Mr. Robertson's major contention is that he had "primary physical custody" of the children in 2006, so he should receive both deductions. Again, the concept of primary physical custody is not recognized in Missouri, Harris, 138 S.W.3d at 178, so his reasoning is incorrect. Furthermore, the trial court has great discretion in determining the recipient of the tax deduction. Id. at 182.
However, the trial court's judgment was deficient. Assignment of the tax deduction must follow federal law under 26 U.S.C. § 152(e). Id. at 183. In order to grant the child tax deduction to the non-custodial parent, the trial court must order the other parent to annually assign the tax deduction to the non-custodial parent. Id. Custody in this case is shared equally; 26 U.S.C. § 152(c)(4)(B)(ii) grants the deduction to the person with the highest adjusted gross income where custody is shared equally. Since the trial court has found that each parent should obtain the deduction for one of the children, the trial court must order the parent with the highest adjusted gross income to annually assign one of the deductions to the other.

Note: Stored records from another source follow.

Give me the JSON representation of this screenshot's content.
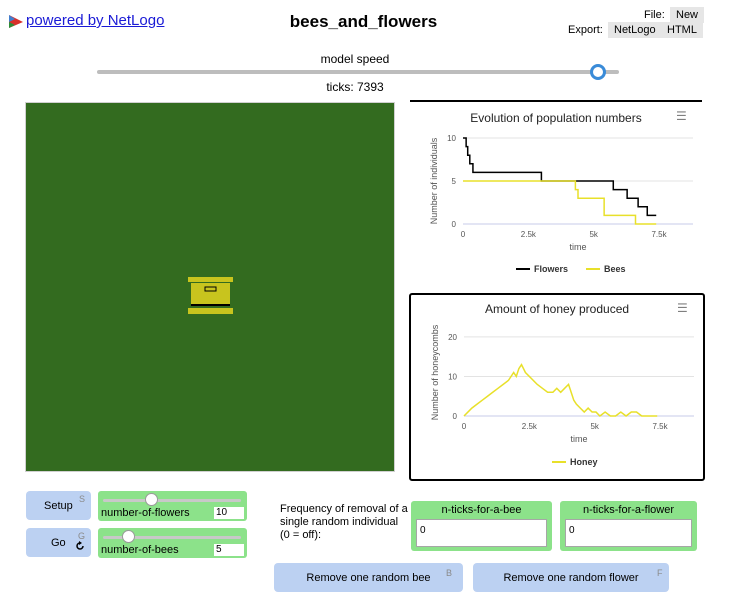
{
  "header": {
    "logo_icon": "netlogo-logo-icon",
    "logo_text": "powered by NetLogo",
    "title": "bees_and_flowers",
    "file_label": "File:",
    "file_new_label": "New",
    "export_label": "Export:",
    "export_netlogo_label": "NetLogo",
    "export_html_label": "HTML"
  },
  "speed": {
    "label": "model speed",
    "level": 0.96,
    "ticks_text": "ticks: 7393"
  },
  "world": {
    "background": "#336b1f",
    "hive_icon": "beehive-icon",
    "hive_color": "#c8c41e"
  },
  "plots": [
    {
      "title": "Evolution of population numbers",
      "menu_icon": "hamburger-menu-icon",
      "chart_data": {
        "type": "line",
        "title": "Evolution of population numbers",
        "xlabel": "time",
        "ylabel": "Number of individuals",
        "x_ticks": [
          "0",
          "2.5k",
          "5k",
          "7.5k"
        ],
        "y_ticks": [
          "0",
          "5",
          "10"
        ],
        "xlim": [
          0,
          8800
        ],
        "ylim": [
          0,
          10
        ],
        "grid": "horizontal",
        "legend_position": "bottom",
        "series": [
          {
            "name": "Flowers",
            "color": "#000000",
            "step": true,
            "x": [
              0,
              120,
              180,
              260,
              380,
              3000,
              4350,
              5750,
              6280,
              6700,
              7050,
              7393
            ],
            "y": [
              10,
              9,
              8,
              7,
              6,
              5,
              5,
              4,
              3,
              2,
              1,
              1
            ]
          },
          {
            "name": "Bees",
            "color": "#e8e02a",
            "step": true,
            "x": [
              0,
              4300,
              4400,
              5400,
              6600,
              7100,
              7393
            ],
            "y": [
              5,
              4,
              3,
              1,
              0,
              0,
              0
            ]
          }
        ]
      }
    },
    {
      "title": "Amount of honey produced",
      "menu_icon": "hamburger-menu-icon",
      "chart_data": {
        "type": "line",
        "title": "Amount of honey produced",
        "xlabel": "time",
        "ylabel": "Number of honeycombs",
        "x_ticks": [
          "0",
          "2.5k",
          "5k",
          "7.5k"
        ],
        "y_ticks": [
          "0",
          "10",
          "20"
        ],
        "xlim": [
          0,
          8800
        ],
        "ylim": [
          0,
          22
        ],
        "grid": "horizontal",
        "legend_position": "bottom",
        "series": [
          {
            "name": "Honey",
            "color": "#e8e02a",
            "step": false,
            "x": [
              0,
              150,
              300,
              500,
              700,
              900,
              1100,
              1300,
              1500,
              1700,
              1900,
              2000,
              2100,
              2200,
              2350,
              2500,
              2650,
              2800,
              3000,
              3200,
              3400,
              3550,
              3700,
              3850,
              4000,
              4100,
              4200,
              4300,
              4450,
              4600,
              4750,
              4900,
              5050,
              5200,
              5400,
              5600,
              5800,
              6000,
              6200,
              6400,
              6600,
              6800,
              7000,
              7393
            ],
            "y": [
              0,
              1,
              2,
              3,
              4,
              5,
              6,
              7,
              8,
              9,
              11,
              10,
              12,
              13,
              11,
              10,
              9,
              8,
              7,
              6,
              6,
              7,
              6,
              7,
              8,
              6,
              4,
              3,
              2,
              1,
              2,
              1,
              1,
              0,
              1,
              0,
              0,
              1,
              0,
              1,
              1,
              0,
              0,
              0
            ]
          }
        ]
      }
    }
  ],
  "widgets": {
    "setup": {
      "label": "Setup",
      "key": "S"
    },
    "go": {
      "label": "Go",
      "key": "G",
      "forever_icon": "forever-loop-icon"
    },
    "flowers_slider": {
      "label": "number-of-flowers",
      "value": "10",
      "level": 0.35
    },
    "bees_slider": {
      "label": "number-of-bees",
      "value": "5",
      "level": 0.18
    },
    "note": "Frequency of removal of a single random individual (0 = off):",
    "bee_input": {
      "label": "n-ticks-for-a-bee",
      "value": "0"
    },
    "flower_input": {
      "label": "n-ticks-for-a-flower",
      "value": "0"
    },
    "remove_bee": {
      "label": "Remove one random bee",
      "key": "B"
    },
    "remove_flower": {
      "label": "Remove one random flower",
      "key": "F"
    }
  }
}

In his final point, Mr. Robertson argues that the trial court erred when it failed to award him attorney fees because the original dissolution decree stated that the parent who fails to pay non-covered medical expenses shall pay the attorney fees of the other parent. A trial court is given considerable discretion in awarding attorney fees, which will only be overturned for an abuse of discretion. Alberswerth v. Alberswerth, 184 S.W.3d 81, 93 (Mo.App.W.D.2006). Again, in the absence of evidence in the record on appeal, we cannot determine whether the court exercised its discretion correctly. This point is denied.
We reverse the portions of the judgment assigning the tax deductions and remand for the trial court to enter judgment requiring the parent with the highest income to annually assign their rights to the child deduction for one of the children. The judgment is affirmed in all other respects.
HAROLD L. LOWENSTEIN, and RONALD R. HOLLIGER, JJ. concur.